New York Attorney General Letitia James is also investigating the Trump Organization's finances and Trump recently sat for a deposition as part of that probe where he repeatedly invoked his Fifth Amendment rights.

It remains to be seen how Weisselberg's plea deal might affect James' investigation, which is separate from the Manhattan district attorney's.

Lawyer and founder of the New York-based Main Street law firm Tristan Snell tweeted on Wednesday that "Allen Weisselberg flipping just increased the legal jeopardy for everyone else in the executive office of the Trump Org" including Trump himself and his children.

Michael Cohen, Trump's former lawyer, retweeted Snell and also said in a separate post: "It's about time" and shared an article about the guilty plea.

Former federal prosecutor Renato Mariotti, in a long Twitter thread on the guilty plea on Wednesday, said he thought it was "possible for Weisselberg to implicate the entities but not Trump, but it could be tricky."
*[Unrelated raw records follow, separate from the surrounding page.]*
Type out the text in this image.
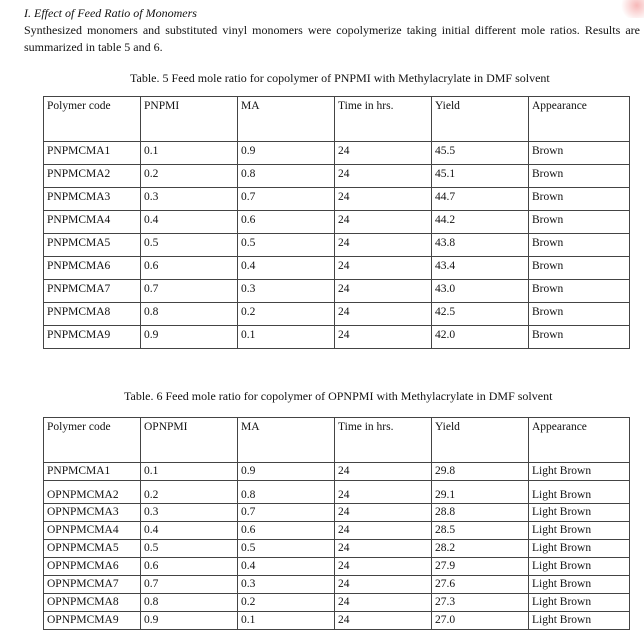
I. Effect of Feed Ratio of Monomers

Synthesized monomers and substituted vinyl monomers were copolymerize taking initial different mole ratios. Results are summarized in table 5 and 6.

Table. 5 Feed mole ratio for copolymer of PNPMI with Methylacrylate in DMF solvent
Polymer code	PNPMI	MA	Time in hrs.	Yield	Appearance
PNPMCMA1	0.1	0.9	24	45.5	Brown
PNPMCMA2	0.2	0.8	24	45.1	Brown
PNPMCMA3	0.3	0.7	24	44.7	Brown
PNPMCMA4	0.4	0.6	24	44.2	Brown
PNPMCMA5	0.5	0.5	24	43.8	Brown
PNPMCMA6	0.6	0.4	24	43.4	Brown
PNPMCMA7	0.7	0.3	24	43.0	Brown
PNPMCMA8	0.8	0.2	24	42.5	Brown
PNPMCMA9	0.9	0.1	24	42.0	Brown
Table. 6 Feed mole ratio for copolymer of OPNPMI with Methylacrylate in DMF solvent
Polymer code	OPNPMI	MA	Time in hrs.	Yield	Appearance
PNPMCMA1	0.1	0.9	24	29.8	Light Brown
OPNPMCMA2	0.2	0.8	24	29.1	Light Brown
OPNPMCMA3	0.3	0.7	24	28.8	Light Brown
OPNPMCMA4	0.4	0.6	24	28.5	Light Brown
OPNPMCMA5	0.5	0.5	24	28.2	Light Brown
OPNPMCMA6	0.6	0.4	24	27.9	Light Brown
OPNPMCMA7	0.7	0.3	24	27.6	Light Brown
OPNPMCMA8	0.8	0.2	24	27.3	Light Brown
OPNPMCMA9	0.9	0.1	24	27.0	Light Brown
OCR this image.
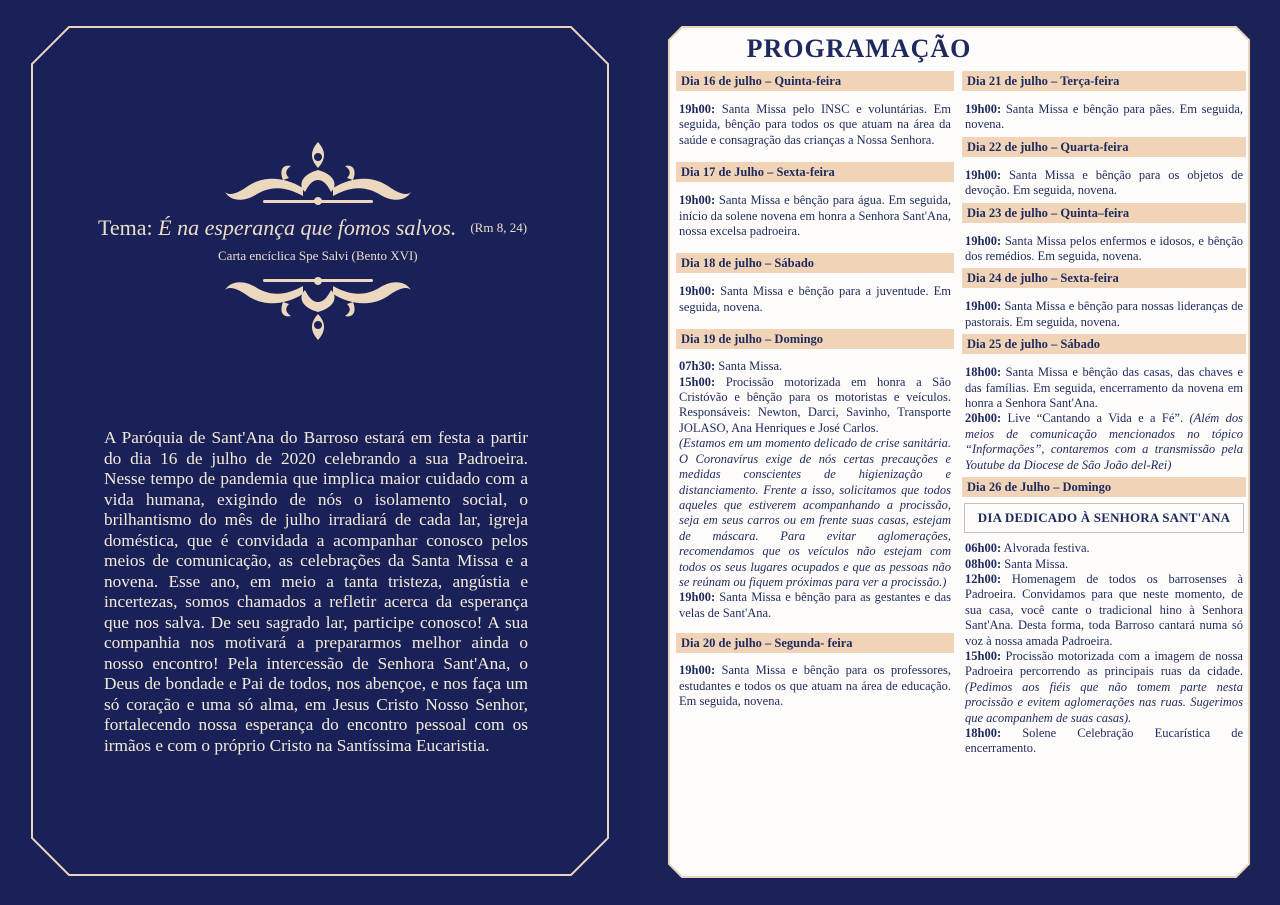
Tema: É na esperança que fomos salvos. (Rm 8, 24)
Carta encíclica Spe Salvi (Bento XVI)

A Paróquia de Sant'Ana do Barroso estará em festa a partir do dia 16 de julho de 2020 celebrando a sua Padroeira. Nesse tempo de pandemia que implica maior cuidado com a vida humana, exigindo de nós o isolamento social, o brilhantismo do mês de julho irradiará de cada lar, igreja doméstica, que é convidada a acompanhar conosco pelos meios de comunicação, as celebrações da Santa Missa e a novena. Esse ano, em meio a tanta tristeza, angústia e incertezas, somos chamados a refletir acerca da esperança que nos salva. De seu sagrado lar, participe conosco! A sua companhia nos motivará a prepararmos melhor ainda o nosso encontro! Pela intercessão de Senhora Sant'Ana, o Deus de bondade e Pai de todos, nos abençoe, e nos faça um só coração e uma só alma, em Jesus Cristo Nosso Senhor, fortalecendo nossa esperança do encontro pessoal com os irmãos e com o próprio Cristo na Santíssima Eucaristia.

PROGRAMAÇÃO
Dia 16 de julho – Quinta-feira
19h00: Santa Missa pelo INSC e voluntárias. Em seguida, bênção para todos os que atuam na área da saúde e consagração das crianças a Nossa Senhora.
Dia 17 de Julho – Sexta-feira
19h00: Santa Missa e bênção para água. Em seguida, início da solene novena em honra a Senhora Sant'Ana, nossa excelsa padroeira.
Dia 18 de julho – Sábado
19h00: Santa Missa e bênção para a juventude. Em seguida, novena.
Dia 19 de julho – Domingo
07h30: Santa Missa.
15h00: Procissão motorizada em honra a São Cristóvão e bênção para os motoristas e veículos. Responsáveis: Newton, Darci, Savinho, Transporte JOLASO, Ana Henriques e José Carlos.
(Estamos em um momento delicado de crise sanitária. O Coronavírus exige de nós certas precauções e medidas conscientes de higienização e distanciamento. Frente a isso, solicitamos que todos aqueles que estiverem acompanhando a procissão, seja em seus carros ou em frente suas casas, estejam de máscara. Para evitar aglomerações, recomendamos que os veículos não estejam com todos os seus lugares ocupados e que as pessoas não se reúnam ou fiquem próximas para ver a procissão.)
19h00: Santa Missa e bênção para as gestantes e das velas de Sant'Ana.
Dia 20 de julho – Segunda- feira
19h00: Santa Missa e bênção para os professores, estudantes e todos os que atuam na área de educação. Em seguida, novena.
Dia 21 de julho – Terça-feira
19h00: Santa Missa e bênção para pães. Em seguida, novena.
Dia 22 de julho – Quarta-feira
19h00: Santa Missa e bênção para os objetos de devoção. Em seguida, novena.
Dia 23 de julho – Quinta–feira
19h00: Santa Missa pelos enfermos e idosos, e bênção dos remédios. Em seguida, novena.
Dia 24 de julho – Sexta-feira
19h00: Santa Missa e bênção para nossas lideranças de pastorais. Em seguida, novena.
Dia 25 de julho – Sábado
18h00: Santa Missa e bênção das casas, das chaves e das famílias. Em seguida, encerramento da novena em honra a Senhora Sant'Ana.
20h00: Live “Cantando a Vida e a Fé”. (Além dos meios de comunicação mencionados no tópico “Informações”, contaremos com a transmissão pela Youtube da Diocese de São João del-Rei)
Dia 26 de Julho – Domingo
DIA DEDICADO À SENHORA SANT'ANA
06h00: Alvorada festiva.
08h00: Santa Missa.
12h00: Homenagem de todos os barrosenses à Padroeira. Convidamos para que neste momento, de sua casa, você cante o tradicional hino à Senhora Sant'Ana. Desta forma, toda Barroso cantará numa só voz à nossa amada Padroeira.
15h00: Procissão motorizada com a imagem de nossa Padroeira percorrendo as principais ruas da cidade. (Pedimos aos fiéis que não tomem parte nesta procissão e evitem aglomerações nas ruas. Sugerimos que acompanhem de suas casas).
18h00: Solene Celebração Eucarística de encerramento.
"We may learn more when Weisselberg changes his plea, but I presume that Weisselberg will testify that Trump was hands off and relied on his judgment. Prosecutors would have to prove Trump's knowledge and intent beyond a reasonable doubt to convict him," Mariotti added.

Weisselberg and the Trump Organization were charged last year in what prosecutors described as a "sweeping and audacious" tax fraud scheme and accused the company of evading tax by paying senior executives off-the-books through fringe benefits.

Prosecutors have accused Weisselberg of receiving $1.7 million in off-the-books compensation, including school tuition, apartment rent and car payments for two Mercedes-Benz vehicles.

The former Trump Organization CFO is understood to have extensive knowledge of the company's operations and that knowledge has potentially immense value to prosecutors in their case against the company.

The Trump Organization has pleaded not guilty to the charges brought against it last year and jury selection for the trial is set to begin on October 24. If convicted, the company could face fines as well as other penalties.